Why do market anomalies persist? The case of a shoemaker-turned-AI company

Why do market anomalies persist? The case of a shoemaker-turned-AI company

Author

Viljar Vald, CIO

Date

24/04/2026

April 2026 has been a challenging month for quality-oriented portfolios. With the prospect of a ceasefire in the Middle East, stock markets have ripped higher, driven by companies with questionable fundamentals. As geopolitical risk premia evaporate, defensive factors like Quality and Low Volatility have suffered in a classic "junk rally."

Looking under the hood, the Allbirds’ pivot from a footwear company to „NewBird AI“ offers a real-time case study in how obvious irrationality endures (for more on this, see a great post by @Alex Edmans). While it is perfectly rational for a company to seek a valuation rerating through a name change, it is difficult to argue that the investors who bid the stock up several-fold in a single day were acting rationally.

But the more important question is not why investors were acting irrationally, but why rational capital couldn't correct the mispricing.

The answer is structural, not informational.

Even with a transparently speculative surge, the structural plumbing—specifically borrow scarcity and the potential of momentum (meme) driven players exacerbating the move—effectively locks out rational capital.

This is the Limits to Arbitrage framework playing out in real time.

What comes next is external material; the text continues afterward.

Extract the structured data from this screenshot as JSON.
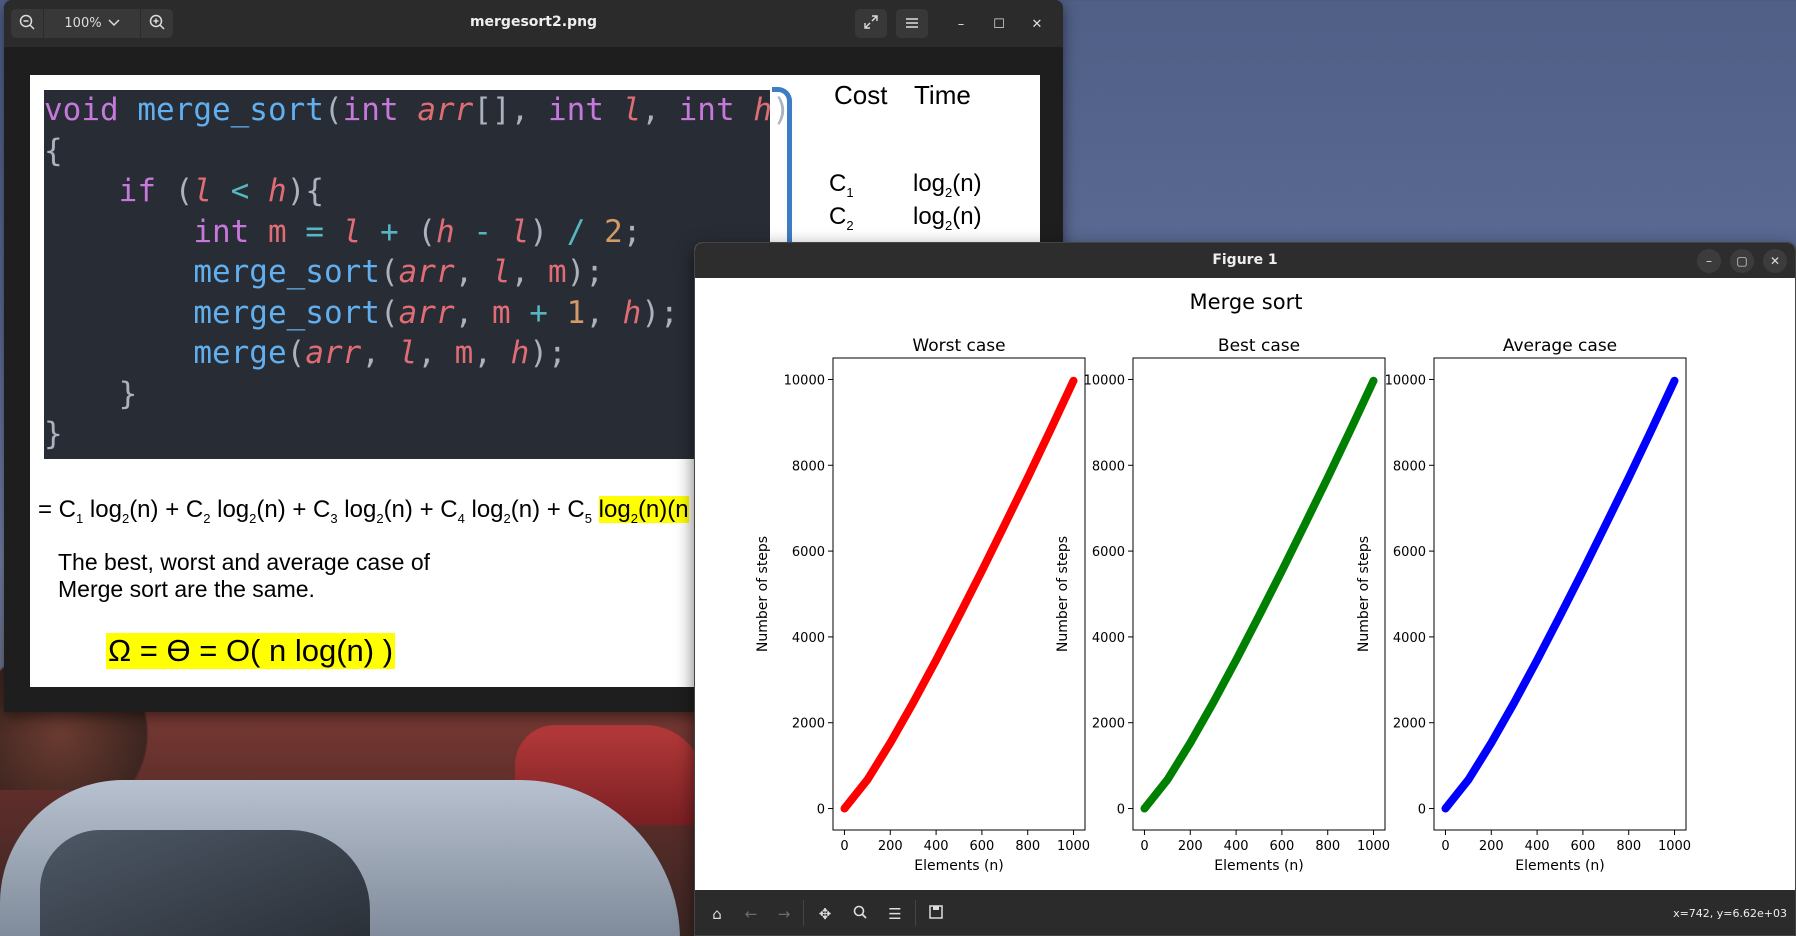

The anomaly isn't sustained by a lack of institutional insight, but by the practical, mechanical difficulty of the trade itself. As the saying goes, a market can stay irrational longer than a disciplined participant can stay solvent—especially when the plumbing and volatility make the short trade difficult to carry.

The Systematic Takeaway

Observing these mechanical failures in real-time reinforces a core systematic foundation: market efficiency isn't a given. It is a variable of liquidity and friction.

The objective is rarely to "beat" the irrationality in the short term, but to outlast the friction until fundamental gravity inevitably returns. In this environment, maintaining a diversified book of shorts is essential to ride out the intermediate volatility while waiting for the mean reversion to take hold.